Two-Stage Transit Signal Priority Control Method to Improve Reliability of Bus Operation Considering Stochastic Process

Abstract

When bus priority control is implemented, if there is a bus station between upstream detector and downstream signalized intersection, it will lead to the unpredictability of bus dwell time caused by the stochastic number of passengers waiting at the station. This uncertainty means that the bus’s arrival time at the intersection cannot be predicted quite accurately. Therefore, the signal priority control strategy made in advance may fail, which brings about a negative impact on the operation for both buses and cars at the intersection. To solve this problem, this paper proposes a two-stage transit signal priority (TTSP) control method.

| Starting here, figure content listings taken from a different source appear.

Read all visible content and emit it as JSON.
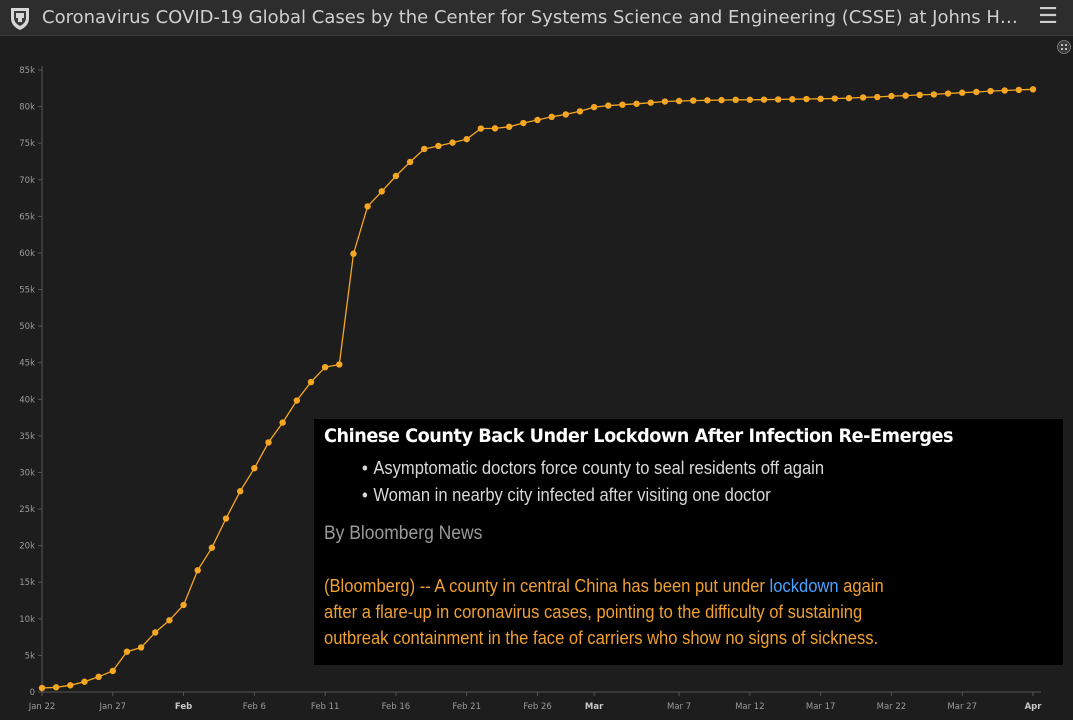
{
  "app": {
    "title": "Coronavirus COVID-19 Global Cases by the Center for Systems Science and Engineering (CSSE) at Johns H…",
    "logo_icon": "university-shield-icon",
    "menu_icon": "hamburger-menu-icon",
    "qr_icon": "qr-code-icon"
  },
  "colors": {
    "background": "#1d1d1d",
    "line": "#f5a623",
    "news_body": "#f0a030",
    "link": "#4aa3ff"
  },
  "chart_data": {
    "type": "line",
    "x_start_label": "Jan 22",
    "x": [
      "Jan 22",
      "Jan 23",
      "Jan 24",
      "Jan 25",
      "Jan 26",
      "Jan 27",
      "Jan 28",
      "Jan 29",
      "Jan 30",
      "Jan 31",
      "Feb 1",
      "Feb 2",
      "Feb 3",
      "Feb 4",
      "Feb 5",
      "Feb 6",
      "Feb 7",
      "Feb 8",
      "Feb 9",
      "Feb 10",
      "Feb 11",
      "Feb 12",
      "Feb 13",
      "Feb 14",
      "Feb 15",
      "Feb 16",
      "Feb 17",
      "Feb 18",
      "Feb 19",
      "Feb 20",
      "Feb 21",
      "Feb 22",
      "Feb 23",
      "Feb 24",
      "Feb 25",
      "Feb 26",
      "Feb 27",
      "Feb 28",
      "Feb 29",
      "Mar 1",
      "Mar 2",
      "Mar 3",
      "Mar 4",
      "Mar 5",
      "Mar 6",
      "Mar 7",
      "Mar 8",
      "Mar 9",
      "Mar 10",
      "Mar 11",
      "Mar 12",
      "Mar 13",
      "Mar 14",
      "Mar 15",
      "Mar 16",
      "Mar 17",
      "Mar 18",
      "Mar 19",
      "Mar 20",
      "Mar 21",
      "Mar 22",
      "Mar 23",
      "Mar 24",
      "Mar 25",
      "Mar 26",
      "Mar 27",
      "Mar 28",
      "Mar 29",
      "Mar 30",
      "Mar 31",
      "Apr 1"
    ],
    "series": [
      {
        "values": [
          548,
          643,
          920,
          1406,
          2075,
          2877,
          5509,
          6087,
          8141,
          9802,
          11891,
          16630,
          19716,
          23707,
          27440,
          30587,
          34110,
          36814,
          39829,
          42354,
          44386,
          44759,
          59895,
          66358,
          68413,
          70513,
          72434,
          74211,
          74619,
          75077,
          75550,
          77001,
          77022,
          77241,
          77754,
          78166,
          78600,
          78928,
          79356,
          79932,
          80136,
          80261,
          80386,
          80537,
          80690,
          80770,
          80823,
          80860,
          80887,
          80921,
          80932,
          80945,
          80977,
          81003,
          81033,
          81058,
          81102,
          81156,
          81250,
          81305,
          81435,
          81498,
          81591,
          81661,
          81782,
          81897,
          81999,
          82122,
          82198,
          82279,
          82361
        ]
      }
    ],
    "x_ticks": [
      "Jan 22",
      "Jan 27",
      "Feb",
      "Feb 6",
      "Feb 11",
      "Feb 16",
      "Feb 21",
      "Feb 26",
      "Mar",
      "Mar 7",
      "Mar 12",
      "Mar 17",
      "Mar 22",
      "Mar 27",
      "Apr"
    ],
    "x_ticks_bold": [
      "Feb",
      "Mar",
      "Apr"
    ],
    "y_ticks": [
      "0",
      "5k",
      "10k",
      "15k",
      "20k",
      "25k",
      "30k",
      "35k",
      "40k",
      "45k",
      "50k",
      "55k",
      "60k",
      "65k",
      "70k",
      "75k",
      "80k",
      "85k"
    ],
    "ylim": [
      0,
      85000
    ],
    "grid": false
  },
  "news": {
    "headline": "Chinese County Back Under Lockdown After Infection Re-Emerges",
    "bullets": [
      "Asymptomatic doctors force county to seal residents off again",
      "Woman in nearby city infected after visiting one doctor"
    ],
    "byline": "By Bloomberg News",
    "body_line1_before": "(Bloomberg) -- A county in central China has been put under ",
    "body_link": "lockdown",
    "body_line1_after": " again",
    "body_line2": "after a flare-up in coronavirus cases, pointing to the difficulty of sustaining",
    "body_line3": "outbreak containment in the face of carriers who show no signs of sickness."
  }
}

The first stage is robust optimal signal control (ROC) and aims to minimize bus delay expectation and variance. Bus delay expectation and variance calculation models considering the uncertainty of bus dwell time and the uncertainty of buses in line ahead in an exclusive bus lane are proposed based on mathematical statistics theory to formulate the stochastic process of bus operation. However, extreme situations cannot be avoided by the first-stage control completely. To make up for the deficiency of ROC, this paper adds the second-level real-time priority control, which is enabled in the case of the first-stage control failure to ensure the priority of public transit. The simulation test results show that the proposed TTSP method preforms better in reducing bus delay expectation, from 9.2 s to 3.2 s, reaching 65.2%. In addition, bus delay standard deviation decreases from 8.3 s to 3.9 s by 53.1%, improving the reliability of bus operation.